J'ai donc échoué à sauver mon vieux, ma tante, mon frère et ma sœur au cours de ce voyage, sans parler de mon beau-frère et de son amant homo. En revanche j'ai été accueilli par le dernier des hérauts chrétien, aussi pur que l'esprit de Shakespeare et dont la parole est aussi tranchante que le glaive du Christ, qu'il imite avec la douceur et la précision véritable requise par le ciel. M'étendrai pas trop car la publicité ne sied pas à ceci. Mais j'ai passé deux semaines dans un autre monde, un avant goût de ce qui attend les fidèles de la vérité.
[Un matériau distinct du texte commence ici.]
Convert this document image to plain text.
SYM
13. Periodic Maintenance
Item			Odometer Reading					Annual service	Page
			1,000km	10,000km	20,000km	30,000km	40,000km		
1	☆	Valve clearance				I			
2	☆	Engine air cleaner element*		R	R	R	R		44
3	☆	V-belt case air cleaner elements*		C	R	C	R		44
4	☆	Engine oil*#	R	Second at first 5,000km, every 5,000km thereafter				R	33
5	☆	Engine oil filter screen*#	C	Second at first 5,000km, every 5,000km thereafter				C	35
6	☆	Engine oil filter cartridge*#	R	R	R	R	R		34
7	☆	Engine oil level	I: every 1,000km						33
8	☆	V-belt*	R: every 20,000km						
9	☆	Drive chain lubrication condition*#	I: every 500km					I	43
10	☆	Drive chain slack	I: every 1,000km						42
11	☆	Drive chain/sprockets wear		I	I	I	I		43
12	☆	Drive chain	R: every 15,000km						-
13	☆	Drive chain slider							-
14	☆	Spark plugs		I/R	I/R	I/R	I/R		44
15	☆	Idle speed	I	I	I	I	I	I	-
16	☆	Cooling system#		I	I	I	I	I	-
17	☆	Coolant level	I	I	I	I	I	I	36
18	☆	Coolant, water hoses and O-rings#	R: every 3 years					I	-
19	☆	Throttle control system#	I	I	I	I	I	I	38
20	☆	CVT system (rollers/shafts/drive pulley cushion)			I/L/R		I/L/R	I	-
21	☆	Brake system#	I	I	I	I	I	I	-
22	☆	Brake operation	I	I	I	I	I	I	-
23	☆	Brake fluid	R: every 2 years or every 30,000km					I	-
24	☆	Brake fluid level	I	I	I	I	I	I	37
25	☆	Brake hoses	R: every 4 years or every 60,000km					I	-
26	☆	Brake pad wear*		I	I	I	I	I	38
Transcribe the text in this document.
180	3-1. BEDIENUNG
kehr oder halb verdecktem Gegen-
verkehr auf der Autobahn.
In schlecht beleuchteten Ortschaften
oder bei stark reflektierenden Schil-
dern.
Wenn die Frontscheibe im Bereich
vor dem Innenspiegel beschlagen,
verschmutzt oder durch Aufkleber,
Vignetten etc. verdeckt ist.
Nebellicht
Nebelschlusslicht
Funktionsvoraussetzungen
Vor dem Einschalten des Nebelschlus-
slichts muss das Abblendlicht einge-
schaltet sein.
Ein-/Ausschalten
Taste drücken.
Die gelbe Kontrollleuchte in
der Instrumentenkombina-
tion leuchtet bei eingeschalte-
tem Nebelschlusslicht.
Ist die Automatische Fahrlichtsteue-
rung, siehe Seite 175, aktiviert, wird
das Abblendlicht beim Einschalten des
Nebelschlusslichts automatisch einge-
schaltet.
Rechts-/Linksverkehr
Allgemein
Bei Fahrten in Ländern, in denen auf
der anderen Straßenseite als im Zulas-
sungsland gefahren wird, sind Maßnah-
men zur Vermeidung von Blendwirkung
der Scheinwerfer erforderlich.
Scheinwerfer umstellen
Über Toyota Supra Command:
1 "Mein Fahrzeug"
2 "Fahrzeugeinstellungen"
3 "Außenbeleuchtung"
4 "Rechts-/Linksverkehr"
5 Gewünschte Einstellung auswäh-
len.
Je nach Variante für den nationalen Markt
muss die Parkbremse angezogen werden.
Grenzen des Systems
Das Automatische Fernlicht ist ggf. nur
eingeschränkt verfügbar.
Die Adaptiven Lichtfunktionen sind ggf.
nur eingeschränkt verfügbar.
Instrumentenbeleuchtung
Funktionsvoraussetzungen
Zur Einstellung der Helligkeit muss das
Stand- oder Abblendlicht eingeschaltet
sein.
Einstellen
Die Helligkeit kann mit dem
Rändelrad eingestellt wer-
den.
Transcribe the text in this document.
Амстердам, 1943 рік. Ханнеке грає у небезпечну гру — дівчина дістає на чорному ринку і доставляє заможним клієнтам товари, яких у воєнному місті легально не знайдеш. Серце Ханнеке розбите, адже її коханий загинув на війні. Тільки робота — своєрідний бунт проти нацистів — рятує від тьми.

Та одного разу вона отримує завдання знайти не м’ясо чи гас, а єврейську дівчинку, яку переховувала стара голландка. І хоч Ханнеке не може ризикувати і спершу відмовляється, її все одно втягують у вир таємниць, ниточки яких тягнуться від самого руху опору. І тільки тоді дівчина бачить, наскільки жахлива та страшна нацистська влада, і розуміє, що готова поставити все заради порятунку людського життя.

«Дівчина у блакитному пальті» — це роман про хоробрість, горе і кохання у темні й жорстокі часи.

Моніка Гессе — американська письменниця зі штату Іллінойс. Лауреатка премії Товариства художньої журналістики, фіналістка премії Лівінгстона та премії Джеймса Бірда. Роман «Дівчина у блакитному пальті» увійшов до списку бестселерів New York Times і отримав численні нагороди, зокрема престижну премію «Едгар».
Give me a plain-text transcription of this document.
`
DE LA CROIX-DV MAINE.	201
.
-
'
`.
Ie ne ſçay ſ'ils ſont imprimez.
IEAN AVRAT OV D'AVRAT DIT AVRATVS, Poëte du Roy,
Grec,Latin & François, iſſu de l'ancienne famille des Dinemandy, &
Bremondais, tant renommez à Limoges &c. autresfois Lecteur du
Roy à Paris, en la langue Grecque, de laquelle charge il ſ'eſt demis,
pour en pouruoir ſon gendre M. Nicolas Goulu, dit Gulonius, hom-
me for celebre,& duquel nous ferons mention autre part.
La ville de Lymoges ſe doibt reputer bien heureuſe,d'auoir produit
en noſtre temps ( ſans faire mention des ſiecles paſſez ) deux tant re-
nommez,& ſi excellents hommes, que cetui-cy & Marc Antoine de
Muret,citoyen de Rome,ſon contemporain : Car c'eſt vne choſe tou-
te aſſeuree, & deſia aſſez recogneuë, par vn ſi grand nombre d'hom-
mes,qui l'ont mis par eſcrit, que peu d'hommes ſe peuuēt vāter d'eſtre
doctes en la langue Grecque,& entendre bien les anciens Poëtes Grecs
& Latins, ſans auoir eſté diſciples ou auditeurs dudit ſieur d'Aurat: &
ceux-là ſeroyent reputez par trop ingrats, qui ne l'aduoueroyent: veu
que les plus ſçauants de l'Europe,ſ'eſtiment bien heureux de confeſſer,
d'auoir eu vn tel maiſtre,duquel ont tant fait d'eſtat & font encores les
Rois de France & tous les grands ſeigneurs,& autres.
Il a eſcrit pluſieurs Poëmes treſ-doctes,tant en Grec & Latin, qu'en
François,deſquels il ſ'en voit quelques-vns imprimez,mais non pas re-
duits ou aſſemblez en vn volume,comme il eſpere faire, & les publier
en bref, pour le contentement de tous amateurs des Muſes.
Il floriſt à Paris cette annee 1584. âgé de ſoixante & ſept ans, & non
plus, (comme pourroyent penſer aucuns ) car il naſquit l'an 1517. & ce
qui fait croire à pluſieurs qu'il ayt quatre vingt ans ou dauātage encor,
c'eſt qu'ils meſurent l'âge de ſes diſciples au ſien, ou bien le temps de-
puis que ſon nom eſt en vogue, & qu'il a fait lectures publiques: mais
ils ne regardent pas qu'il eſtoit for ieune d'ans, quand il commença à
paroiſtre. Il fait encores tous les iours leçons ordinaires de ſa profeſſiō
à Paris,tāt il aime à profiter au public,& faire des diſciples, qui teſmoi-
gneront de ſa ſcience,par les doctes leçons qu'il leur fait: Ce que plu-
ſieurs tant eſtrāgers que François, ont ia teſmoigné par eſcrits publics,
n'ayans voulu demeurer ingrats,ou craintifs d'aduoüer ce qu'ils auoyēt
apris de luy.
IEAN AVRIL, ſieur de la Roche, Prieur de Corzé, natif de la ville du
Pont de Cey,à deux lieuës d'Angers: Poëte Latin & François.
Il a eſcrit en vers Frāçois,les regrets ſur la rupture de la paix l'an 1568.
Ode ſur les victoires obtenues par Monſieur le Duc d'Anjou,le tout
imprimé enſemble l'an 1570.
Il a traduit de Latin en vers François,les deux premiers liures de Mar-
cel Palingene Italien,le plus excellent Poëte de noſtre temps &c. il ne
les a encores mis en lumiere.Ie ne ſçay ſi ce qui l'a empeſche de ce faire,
Et je ne vous dis que ça, il y aura des putains de grincements de dents chez les impies quand la vérité leur apparaîtra, cette vérité qui est la récompense de ceux qui sont prêt à donner leur vie terrestre en échange. J'ai depuis secoué la poussière de mes sandales en relisant cette parole de Christ :
Car, quiconque fait la volonté de mon Père qui est dans les cieux, celui-là est mon frère, et ma soeur, et ma mère.
Mathieu 12- 50.
Sur mon chemin de Damas je pense souvent à ces quinze jours qui m'ont été donnés en consolation de mon échec au pays natal. Et en vérité, ceux qui essayent vraiment de faire la volonté du ciel sont si peu nombreux désormais que j'aurais bien du tort à me plaindre alors que j'en connais au moins un parmi les derniers si ce n'est le dernier des…
- Allez qu'on envoie l'Apocalypse, pour ma pomme c'est plié.